Łukasz Warzecha: „Nakład kontrolowany” musi oznaczać rzetelność i przejrzystość

Aktualności

Łukasz Warzecha: „Nakład kontrolowany” musi oznaczać rzetelność i przejrzystość

Nie ma dobrze działającego wolnego rynku – w jakiejkolwiek dziedzinie – bez jasnych i czytelnych reguł. Podobnie jest w przypadku mediów, w tym prasy branżowej. Dla drukowanych czasopism informacja o faktycznym nakładzie oraz sprzedaży lub dystrybucji stanowi kluczowy argument w rozmowach z reklamodawcami. To dotyczy każdego rodzaju pism – nie tylko tych branżowych.
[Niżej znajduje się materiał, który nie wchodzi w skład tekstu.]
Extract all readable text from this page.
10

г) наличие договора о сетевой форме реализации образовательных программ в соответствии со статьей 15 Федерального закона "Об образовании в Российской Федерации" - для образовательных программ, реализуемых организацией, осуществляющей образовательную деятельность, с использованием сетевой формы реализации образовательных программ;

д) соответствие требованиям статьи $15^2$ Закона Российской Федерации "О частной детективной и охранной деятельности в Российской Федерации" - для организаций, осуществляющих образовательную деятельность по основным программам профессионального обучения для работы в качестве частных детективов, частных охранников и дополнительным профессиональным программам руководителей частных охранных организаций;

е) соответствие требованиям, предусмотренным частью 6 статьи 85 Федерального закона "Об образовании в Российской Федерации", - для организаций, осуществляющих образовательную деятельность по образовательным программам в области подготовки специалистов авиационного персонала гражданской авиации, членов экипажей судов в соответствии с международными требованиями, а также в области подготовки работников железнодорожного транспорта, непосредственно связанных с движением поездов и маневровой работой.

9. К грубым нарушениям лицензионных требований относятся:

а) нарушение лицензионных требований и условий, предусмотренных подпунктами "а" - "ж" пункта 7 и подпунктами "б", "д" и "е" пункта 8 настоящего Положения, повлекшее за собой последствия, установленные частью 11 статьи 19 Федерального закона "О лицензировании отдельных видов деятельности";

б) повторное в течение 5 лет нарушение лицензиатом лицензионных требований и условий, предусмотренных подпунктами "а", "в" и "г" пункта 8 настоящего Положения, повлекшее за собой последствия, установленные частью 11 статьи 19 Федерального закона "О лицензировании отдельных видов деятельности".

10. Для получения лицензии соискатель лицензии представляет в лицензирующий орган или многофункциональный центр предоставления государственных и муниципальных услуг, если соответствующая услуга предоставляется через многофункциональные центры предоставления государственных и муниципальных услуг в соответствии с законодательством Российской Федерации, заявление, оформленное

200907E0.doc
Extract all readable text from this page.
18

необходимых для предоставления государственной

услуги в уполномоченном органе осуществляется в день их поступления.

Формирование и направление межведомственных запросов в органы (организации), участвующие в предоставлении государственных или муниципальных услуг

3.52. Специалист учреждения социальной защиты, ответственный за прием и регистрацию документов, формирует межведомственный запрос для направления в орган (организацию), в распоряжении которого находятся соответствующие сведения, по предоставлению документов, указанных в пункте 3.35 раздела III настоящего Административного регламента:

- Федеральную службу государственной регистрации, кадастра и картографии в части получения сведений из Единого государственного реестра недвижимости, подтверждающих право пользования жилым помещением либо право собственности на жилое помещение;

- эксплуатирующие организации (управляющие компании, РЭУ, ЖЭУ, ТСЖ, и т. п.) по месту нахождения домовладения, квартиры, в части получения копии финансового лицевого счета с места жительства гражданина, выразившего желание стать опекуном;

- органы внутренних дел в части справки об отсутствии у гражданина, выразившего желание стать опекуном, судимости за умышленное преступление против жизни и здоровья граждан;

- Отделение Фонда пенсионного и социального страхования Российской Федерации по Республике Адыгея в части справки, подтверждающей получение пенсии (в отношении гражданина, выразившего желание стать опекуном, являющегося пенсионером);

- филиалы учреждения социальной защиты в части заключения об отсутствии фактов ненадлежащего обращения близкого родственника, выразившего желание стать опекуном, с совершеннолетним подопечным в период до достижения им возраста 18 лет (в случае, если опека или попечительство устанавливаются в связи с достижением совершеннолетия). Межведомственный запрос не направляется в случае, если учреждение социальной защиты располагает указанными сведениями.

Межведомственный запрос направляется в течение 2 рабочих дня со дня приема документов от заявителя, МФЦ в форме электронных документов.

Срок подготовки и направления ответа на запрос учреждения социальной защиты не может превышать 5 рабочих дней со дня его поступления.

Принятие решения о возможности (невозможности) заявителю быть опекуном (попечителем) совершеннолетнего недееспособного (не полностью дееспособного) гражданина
Przyznam, że sprawa kontroli liczby drukowanych egzemplarzy niespecjalnie mnie zajmowała, uznawałem bowiem za oczywistość, że podawane na okładkach liczby odpowiadają prawdzie. Może niesłusznie, skoro instytucje kontrolujące nakłady (najpierw Związek Kontroli Dystrybucji Prasy, a od 2020 r. Polskie Badania Czytelnictwa) powołali wydawcy prasy konsumenckiej w następstwie oskarżeń o nadużycia i po to, aby rozwiać wątpliwości.

Gdy jednak podjąłem kilka lat temu współpracę z „Poradnikiem Handlowca”, uświadomiłem sobie, jak duże znaczenie ma to, żeby reklamodawca miał pewność, iż nakład, który zgłasza wydawca jest faktycznie drukowany oraz jaka jego część dociera do odbiorców.

Można to porównać do sytuacji z jakimkolwiek produktem na rynku. Jako liberał opowiadam się za tym, żeby klient miał jak najszerszy i najswobodniejszy wybór, ale ten wybór musi być świadomy. Jeśli mamy przed sobą produkt spożywczy, to powinniśmy wiedzieć, co wchodzi w jego skład, jaka jest jego wartość odżywcza i gdzie oraz przez kogo został wyprodukowany. I jeśli wówczas będziemy chcieli kupić coś gorszej jakości, ale tańszego lub też droższego, ale za to polskiego – nasz wybór. Podobnie naszym wyborem jest, jeśli w ogóle nie zechcemy na te informacje zwracać uwagi. Jednak one muszą być dostępne. Gdyby jednak producent zaczął reklamować, powiedzmy, swój ser jako produkowany metodami rzemieślniczymi w małym zakładzie z najlepszej jakości surowców, podczas gdy w rzeczywistości byłaby to ordynarna masówka z byle czego – nie tylko byłoby to oszukiwanie ludzi, ale też złamanie prawa.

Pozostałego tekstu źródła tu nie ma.